Amid the cover-up of the Fukushima nuclear power disaster, the title of Kimberly Roberson's book rings so unfortunately true: Silence Deafening, Fukushima Fallout... A Mother's Response.
It's relatively brief at 69 pages but gets to the heart of the catastrophe: the meltdowns at the Fukushima Daiichi nuclear power plant complex in 2010, the months and months of discharges of radioactivity -- and the silence of media and public officials.
"The silence after the earthquake, nuclear meltdowns and tsunamis AF [After Fukushima] was truly deafening and unlike anything I had experienced before. Surreal Twilight Zone comparisons were hard to avoid," she writes. "Knowing what I knew, and then seeing those facts to be so thoroughly disregarded by the media and elected officials has begun to take on a sort of nightmare quality."
"It may take decades for the true magnitude of Fukushima Daiichi to be comprehended, just as the effects of the Chernobyl nuclear meltdown of 1986 are still being realized," she continues. "This is the story of my attempt to learn the truth, and then to do something about it in my own small way."
The book, published by VisionTalk, is very personal and written from a mother's perspective. Roberson is also well-educated about the horrors of nuclear technology.
She relates how, working for Greenpeace in Washington, D.C. in 1986, she opened a "letter from the farmer near the Chernobyl nuclear disaster who had mailed us pictures of grossly deformed farm animals. Those images would later appear in magazines like TIME and Newsweek and helped to open the world's eyes to the largest nuclear disaster to date."
She writes about a main consequence of pollution from radioactivity and other sources -- cancer -- and how "it's reached epidemic proportions."
As to the Chernobyl nuclear plant disaster, she tells of the English version of the landmark book, Chernobyl: Consequences of the Catastrophe for People and the Environment, published by the New York Academy of Sciences 25 years after the accident -- with the horrible consequences manifesting. The book, written by a team of European scientists led by Dr. Alexey Yablokov of Russia, concludes that based on available medical data, nearly one million people around the world died as a result of fall-out from Chernobyl.
"At Chernobyl," Roberson writes, "there was one reactor affected" while "at Fukushima there are four, and workers are still struggling to contain radiation there as of this writing nearly one year after the disaster began March 11."

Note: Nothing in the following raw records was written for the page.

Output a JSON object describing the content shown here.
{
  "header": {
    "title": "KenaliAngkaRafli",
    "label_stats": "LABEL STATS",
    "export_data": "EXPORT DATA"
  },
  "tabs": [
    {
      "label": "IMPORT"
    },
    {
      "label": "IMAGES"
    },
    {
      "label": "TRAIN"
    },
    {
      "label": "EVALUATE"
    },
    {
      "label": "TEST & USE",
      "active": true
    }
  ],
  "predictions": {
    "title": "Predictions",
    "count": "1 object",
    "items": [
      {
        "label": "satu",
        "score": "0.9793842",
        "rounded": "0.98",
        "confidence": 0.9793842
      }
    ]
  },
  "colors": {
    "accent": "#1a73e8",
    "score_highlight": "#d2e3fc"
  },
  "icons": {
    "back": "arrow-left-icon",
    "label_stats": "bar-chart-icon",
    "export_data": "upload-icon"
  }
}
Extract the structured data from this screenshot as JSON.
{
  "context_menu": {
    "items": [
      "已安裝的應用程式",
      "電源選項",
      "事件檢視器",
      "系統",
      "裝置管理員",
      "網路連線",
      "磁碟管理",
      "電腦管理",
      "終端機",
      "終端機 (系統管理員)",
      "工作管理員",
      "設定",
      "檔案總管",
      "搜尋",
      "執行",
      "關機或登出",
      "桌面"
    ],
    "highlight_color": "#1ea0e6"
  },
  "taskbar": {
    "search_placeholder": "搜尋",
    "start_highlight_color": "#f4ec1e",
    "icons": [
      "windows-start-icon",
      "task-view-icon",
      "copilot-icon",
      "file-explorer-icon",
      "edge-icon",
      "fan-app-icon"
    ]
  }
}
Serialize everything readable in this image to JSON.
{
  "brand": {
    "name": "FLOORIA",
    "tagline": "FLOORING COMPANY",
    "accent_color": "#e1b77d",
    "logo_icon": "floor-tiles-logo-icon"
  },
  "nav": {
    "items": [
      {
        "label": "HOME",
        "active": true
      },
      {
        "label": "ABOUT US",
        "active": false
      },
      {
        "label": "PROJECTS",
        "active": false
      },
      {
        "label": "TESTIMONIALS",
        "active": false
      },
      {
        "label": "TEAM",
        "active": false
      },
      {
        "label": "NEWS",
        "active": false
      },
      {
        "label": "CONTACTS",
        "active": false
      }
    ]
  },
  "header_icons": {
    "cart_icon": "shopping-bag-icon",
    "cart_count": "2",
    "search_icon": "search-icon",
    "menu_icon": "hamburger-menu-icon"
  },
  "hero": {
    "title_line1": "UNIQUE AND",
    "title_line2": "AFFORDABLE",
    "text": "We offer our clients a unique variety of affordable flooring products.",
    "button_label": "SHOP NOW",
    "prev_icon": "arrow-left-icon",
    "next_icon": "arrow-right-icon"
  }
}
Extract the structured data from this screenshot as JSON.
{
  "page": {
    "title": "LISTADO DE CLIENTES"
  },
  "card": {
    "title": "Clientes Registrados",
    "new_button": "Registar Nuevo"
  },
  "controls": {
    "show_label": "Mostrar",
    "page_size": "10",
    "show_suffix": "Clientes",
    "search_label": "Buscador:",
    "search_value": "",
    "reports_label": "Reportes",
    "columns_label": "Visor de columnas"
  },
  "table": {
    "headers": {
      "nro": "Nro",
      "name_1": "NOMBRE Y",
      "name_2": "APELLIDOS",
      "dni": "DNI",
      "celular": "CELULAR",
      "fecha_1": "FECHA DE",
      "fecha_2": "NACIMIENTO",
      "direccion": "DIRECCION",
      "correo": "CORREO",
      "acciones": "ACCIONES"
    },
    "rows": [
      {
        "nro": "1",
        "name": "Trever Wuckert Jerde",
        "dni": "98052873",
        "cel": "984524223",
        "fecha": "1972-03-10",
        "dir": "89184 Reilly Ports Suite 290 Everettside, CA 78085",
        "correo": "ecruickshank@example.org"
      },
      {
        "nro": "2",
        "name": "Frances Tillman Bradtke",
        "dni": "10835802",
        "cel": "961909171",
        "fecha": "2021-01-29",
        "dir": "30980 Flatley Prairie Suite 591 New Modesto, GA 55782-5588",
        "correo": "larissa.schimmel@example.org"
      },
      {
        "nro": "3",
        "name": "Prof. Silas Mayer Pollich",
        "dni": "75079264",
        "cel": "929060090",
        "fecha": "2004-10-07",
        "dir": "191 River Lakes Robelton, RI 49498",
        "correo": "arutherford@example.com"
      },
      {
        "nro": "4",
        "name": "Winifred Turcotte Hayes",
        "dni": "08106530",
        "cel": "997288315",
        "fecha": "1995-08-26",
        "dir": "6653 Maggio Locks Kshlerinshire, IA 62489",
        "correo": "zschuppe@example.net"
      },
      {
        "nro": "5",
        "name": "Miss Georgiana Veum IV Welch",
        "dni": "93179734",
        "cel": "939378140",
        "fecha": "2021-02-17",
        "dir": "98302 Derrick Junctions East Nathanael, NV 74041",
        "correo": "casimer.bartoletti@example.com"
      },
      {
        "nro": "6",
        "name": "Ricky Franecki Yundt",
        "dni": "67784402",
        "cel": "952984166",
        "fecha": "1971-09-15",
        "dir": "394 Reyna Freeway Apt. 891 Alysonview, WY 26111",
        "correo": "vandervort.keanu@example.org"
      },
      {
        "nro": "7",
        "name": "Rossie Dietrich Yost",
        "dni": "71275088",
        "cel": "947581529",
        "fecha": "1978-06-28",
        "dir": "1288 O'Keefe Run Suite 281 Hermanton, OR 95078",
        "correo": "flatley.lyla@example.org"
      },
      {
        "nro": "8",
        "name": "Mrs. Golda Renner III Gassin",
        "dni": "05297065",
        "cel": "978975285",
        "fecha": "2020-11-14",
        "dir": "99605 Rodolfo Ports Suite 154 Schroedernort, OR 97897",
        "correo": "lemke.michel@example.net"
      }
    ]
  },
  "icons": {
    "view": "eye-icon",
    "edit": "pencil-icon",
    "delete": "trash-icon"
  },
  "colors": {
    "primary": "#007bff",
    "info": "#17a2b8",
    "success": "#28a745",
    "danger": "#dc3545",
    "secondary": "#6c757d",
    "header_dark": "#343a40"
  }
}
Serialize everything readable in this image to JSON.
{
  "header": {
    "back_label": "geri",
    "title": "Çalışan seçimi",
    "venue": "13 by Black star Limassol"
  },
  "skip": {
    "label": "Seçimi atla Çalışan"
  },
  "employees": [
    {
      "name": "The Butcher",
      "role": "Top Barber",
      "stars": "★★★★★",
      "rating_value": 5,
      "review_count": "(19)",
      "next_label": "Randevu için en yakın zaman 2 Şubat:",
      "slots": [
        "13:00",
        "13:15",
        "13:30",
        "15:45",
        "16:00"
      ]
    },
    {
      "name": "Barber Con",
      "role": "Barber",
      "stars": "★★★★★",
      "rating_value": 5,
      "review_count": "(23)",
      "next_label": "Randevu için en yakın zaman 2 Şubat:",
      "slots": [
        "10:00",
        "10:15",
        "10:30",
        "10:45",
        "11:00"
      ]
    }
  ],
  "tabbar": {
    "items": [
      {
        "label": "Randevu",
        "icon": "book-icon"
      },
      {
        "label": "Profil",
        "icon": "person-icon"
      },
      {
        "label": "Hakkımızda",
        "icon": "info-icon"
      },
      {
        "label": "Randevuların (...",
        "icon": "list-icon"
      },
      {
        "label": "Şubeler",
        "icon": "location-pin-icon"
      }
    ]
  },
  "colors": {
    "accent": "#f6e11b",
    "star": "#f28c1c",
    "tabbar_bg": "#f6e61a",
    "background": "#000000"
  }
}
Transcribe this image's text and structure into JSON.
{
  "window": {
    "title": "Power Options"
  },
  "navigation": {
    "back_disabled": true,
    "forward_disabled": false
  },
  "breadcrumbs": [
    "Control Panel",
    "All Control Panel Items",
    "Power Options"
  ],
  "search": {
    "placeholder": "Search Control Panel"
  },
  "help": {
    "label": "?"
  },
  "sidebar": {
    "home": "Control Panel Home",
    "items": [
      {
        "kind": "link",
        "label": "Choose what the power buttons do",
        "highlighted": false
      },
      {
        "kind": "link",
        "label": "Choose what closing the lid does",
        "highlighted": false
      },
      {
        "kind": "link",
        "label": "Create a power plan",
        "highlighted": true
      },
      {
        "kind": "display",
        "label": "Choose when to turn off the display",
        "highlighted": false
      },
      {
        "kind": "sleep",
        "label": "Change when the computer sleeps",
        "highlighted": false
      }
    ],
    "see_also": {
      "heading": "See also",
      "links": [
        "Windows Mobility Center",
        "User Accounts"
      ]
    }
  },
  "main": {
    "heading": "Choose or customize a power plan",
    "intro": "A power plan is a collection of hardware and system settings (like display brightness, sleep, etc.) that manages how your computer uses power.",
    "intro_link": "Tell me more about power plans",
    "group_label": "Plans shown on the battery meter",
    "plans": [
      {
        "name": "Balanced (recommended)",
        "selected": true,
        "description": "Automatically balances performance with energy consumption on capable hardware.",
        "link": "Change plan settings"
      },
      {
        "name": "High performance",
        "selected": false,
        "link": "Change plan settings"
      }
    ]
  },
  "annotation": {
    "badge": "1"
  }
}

The book is studded with breaks for quotes such as that from Gandhi: "First they laugh at you, then they ignore you, then they fight you, then you win." Winning over nuclear power is still far off, however. Roberson writes how in Spring 2011, "Apart from the occasional Internet bombshell... the deafening media silence around Fukushima raged on."
She, however, has been taking action -- which she writes about. There is a petition campaign and, with the findings of radioactivity in her home state of Calilfornia, the creation of the Fukushima Fallout Awareness Network.
"While young children, the elderly and immune deficient are at particular risk, the Fukushima Daiichi will affect us all globally for generations to come just as at Chernobyl," Roberson writes. "One thing we do know is that we are at a crossroads with nuclear power."
Roberson's book helps in choosing a direction: away from this lethal technology.